- Born: 1981 or 1982 (age 43–44) Harlem, New York
- Occupations: Writer, poet, book publicist
- Organization: Jack Jones Literary Arts

= Kima Jones =

Writer and literary publicist

Kima Jones (born c. 1982) is an American writer, poet and literary publicist. She is the founder of the Jack Jones Literary Arts, a literary publicity firm.

== Early life and education ==
Jones was born circa 1982 in Harlem, New York (in particular, the Sugar Hill neighborhood), the oldest of eight siblings. Her grandfather was a Southern Baptist minister and her father an imam. Jones took an early interest in writing, winning a poetry contest in elementary school to give a reading at the Schomburg Center for Research in Black Culture with children's author Walter Dean Myers. In this period, Jones lived in foster care but at 12 was reunited with her family, moving to Poughkeepsie, New York. Her mother and stepfather especially encouraged her reading. The latter, a professor at Marist College, gave her boxes of his extra books; one of these included Mary Helen Washington's collection Black-Eyed Susans and Midnight Birds: Stories by and about Black Women and after reading the anthology cover to cover, Jones turned to the book's index to create another reading list for herself.

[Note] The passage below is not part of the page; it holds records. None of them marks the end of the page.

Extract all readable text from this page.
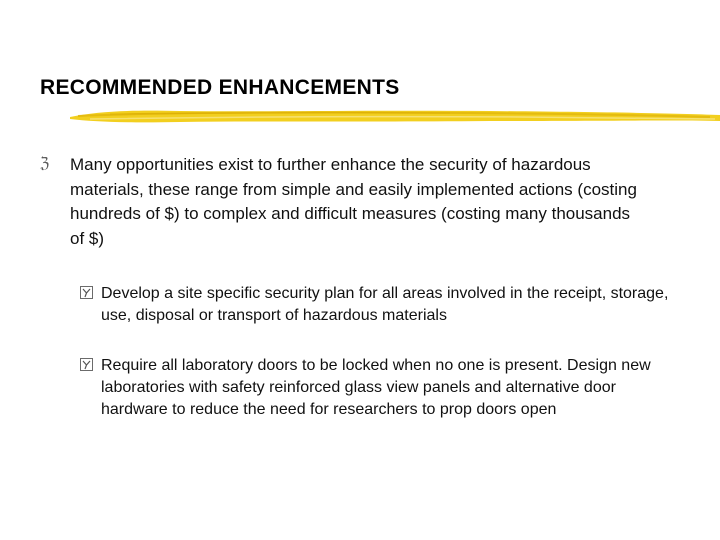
RECOMMENDED ENHANCEMENTS
ℨ Many opportunities exist to further enhance the security of hazardous materials, these range from simple and easily implemented actions (costing hundreds of $) to complex and difficult measures (costing many thousands of $)
Develop a site specific security plan for all areas involved in the receipt, storage, use, disposal or transport of hazardous materials
Require all laboratory doors to be locked when no one is present. Design new laboratories with safety reinforced glass view panels and alternative door hardware to reduce the need for researchers to prop doors open
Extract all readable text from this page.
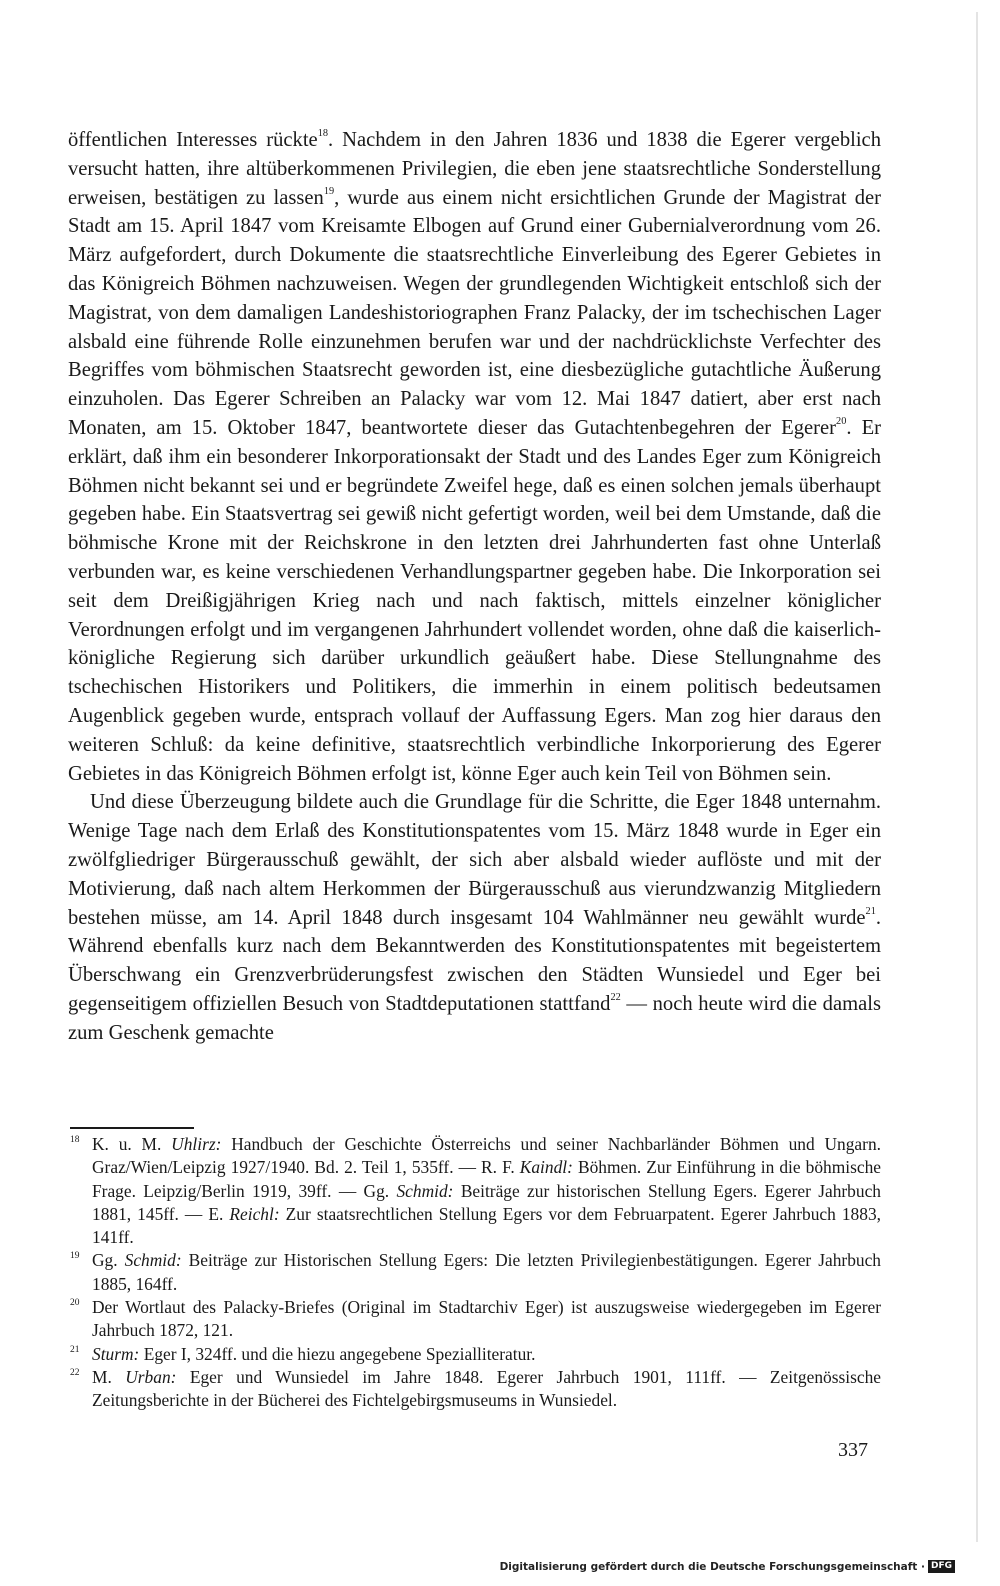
öffentlichen Interesses rückte$^{18}$. Nachdem in den Jahren 1836 und 1838 die Egerer vergeblich versucht hatten, ihre altüberkommenen Privilegien, die eben jene staatsrechtliche Sonderstellung erweisen, bestätigen zu lassen$^{19}$, wurde aus einem nicht ersichtlichen Grunde der Magistrat der Stadt am 15. April 1847 vom Kreisamte Elbogen auf Grund einer Gubernialverordnung vom 26. März aufgefordert, durch Dokumente die staatsrechtliche Einverleibung des Egerer Gebietes in das Königreich Böhmen nachzuweisen. Wegen der grundlegenden Wichtigkeit entschloß sich der Magistrat, von dem damaligen Landeshistoriographen Franz Palacky, der im tschechischen Lager alsbald eine führende Rolle einzunehmen berufen war und der nachdrücklichste Verfechter des Begriffes vom böhmischen Staatsrecht geworden ist, eine diesbezügliche gutachtliche Äußerung einzuholen. Das Egerer Schreiben an Palacky war vom 12. Mai 1847 datiert, aber erst nach Monaten, am 15. Oktober 1847, beantwortete dieser das Gutachtenbegehren der Egerer$^{20}$. Er erklärt, daß ihm ein besonderer Inkorporationsakt der Stadt und des Landes Eger zum Königreich Böhmen nicht bekannt sei und er begründete Zweifel hege, daß es einen solchen jemals überhaupt gegeben habe. Ein Staatsvertrag sei gewiß nicht gefertigt worden, weil bei dem Umstande, daß die böhmische Krone mit der Reichskrone in den letzten drei Jahrhunderten fast ohne Unterlaß verbunden war, es keine verschiedenen Verhandlungspartner gegeben habe. Die Inkorporation sei seit dem Dreißigjährigen Krieg nach und nach faktisch, mittels einzelner königlicher Verordnungen erfolgt und im vergangenen Jahrhundert vollendet worden, ohne daß die kaiserlich-königliche Regierung sich darüber urkundlich geäußert habe. Diese Stellungnahme des tschechischen Historikers und Politikers, die immerhin in einem politisch bedeutsamen Augenblick gegeben wurde, entsprach vollauf der Auffassung Egers. Man zog hier daraus den weiteren Schluß: da keine definitive, staatsrechtlich verbindliche Inkorporierung des Egerer Gebietes in das Königreich Böhmen erfolgt ist, könne Eger auch kein Teil von Böhmen sein.

Und diese Überzeugung bildete auch die Grundlage für die Schritte, die Eger 1848 unternahm. Wenige Tage nach dem Erlaß des Konstitutionspatentes vom 15. März 1848 wurde in Eger ein zwölfgliedriger Bürgerausschuß gewählt, der sich aber alsbald wieder auflöste und mit der Motivierung, daß nach altem Herkommen der Bürgerausschuß aus vierundzwanzig Mitgliedern bestehen müsse, am 14. April 1848 durch insgesamt 104 Wahlmänner neu gewählt wurde$^{21}$. Während ebenfalls kurz nach dem Bekanntwerden des Konstitutionspatentes mit begeistertem Überschwang ein Grenzverbrüderungsfest zwischen den Städten Wunsiedel und Eger bei gegenseitigem offiziellen Besuch von Stadtdeputationen stattfand$^{22}$ — noch heute wird die damals zum Geschenk gemachte

18 K. u. M. Uhlirz: Handbuch der Geschichte Österreichs und seiner Nachbarländer Böhmen und Ungarn. Graz/Wien/Leipzig 1927/1940. Bd. 2. Teil 1, 535ff. — R. F. Kaindl: Böhmen. Zur Einführung in die böhmische Frage. Leipzig/Berlin 1919, 39ff. — Gg. Schmid: Beiträge zur historischen Stellung Egers. Egerer Jahrbuch 1881, 145ff. — E. Reichl: Zur staatsrechtlichen Stellung Egers vor dem Februarpatent. Egerer Jahrbuch 1883, 141ff.
19 Gg. Schmid: Beiträge zur Historischen Stellung Egers: Die letzten Privilegienbestätigungen. Egerer Jahrbuch 1885, 164ff.
20 Der Wortlaut des Palacky-Briefes (Original im Stadtarchiv Eger) ist auszugsweise wiedergegeben im Egerer Jahrbuch 1872, 121.
21 Sturm: Eger I, 324ff. und die hiezu angegebene Spezialliteratur.
22 M. Urban: Eger und Wunsiedel im Jahre 1848. Egerer Jahrbuch 1901, 111ff. — Zeitgenössische Zeitungsberichte in der Bücherei des Fichtelgebirgsmuseums in Wunsiedel.
337
Digitalisierung gefördert durch die Deutsche Forschungsgemeinschaft · DFG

Jones attended Dutchess Community College, then Sarah Lawrence College, though she ultimately left without finishing a degree.

== Career ==
Jones moved to Los Angeles, California, when she won PEN Center USA Emerging Voices fellowship in 2013. In 2015, she founded Jack Jones Literary Arts literary publicity firm, specializing in working with writers from historically underrepresented backgrounds, predominantly writers of color. Jones has said that her own background as "a queer black girl from Harlem" made the work of women of color like Sandra Cisneros and Toni Morrison especially important to her growing up. Her first two clients were Tananarive Due and Dolen Perkins-Valdez. From there, her roster expanded to include Tyehimba Jess, representing his poetry collection Olio for which he won the Pulitzer Prize; Angie Thomas, for her bestselling debut young adult novel The Hate U Give; Rion Amilcar Scott, who won the 2017 PEN America Robert W. Bingham Emerging Fiction Prize for his book Insurrections; and Desiree Cooper, who won the 2017 Midland Authors Award in Adult Fiction for Know the Mother. Jones's firm also runs an annual writers retreat for women of color.

Jones has been a recipient of the MacDowell, Yaddo and Lambda Literary fellowships. She contributed the 2014 anthology Long Hidden: Speculative Fiction from the Margins of History and to Roxane Gay's 2018 online anthology Unruly Bodies. Her poem "Homegoing AD" was published in Jesmyn Ward's collection The Fire This Time: A New Generation Speaks About Race, then anthologized in The Best American Non-Required Reading 2017, edited by Sarah Vowell.

In 2018, Jones was named to The Root 100, The Root's "annual list of the most influential African Americans, ages 25 to 45."

In 2021, Triangle House Literary announced its hire of Jones as literary agent.

In 2020, it was announced that Knopf had purchased Jones' debut memoir, Butch. It is set to be released in fall 2023. She is the 2022 recipient of the Granum Foundation Prize.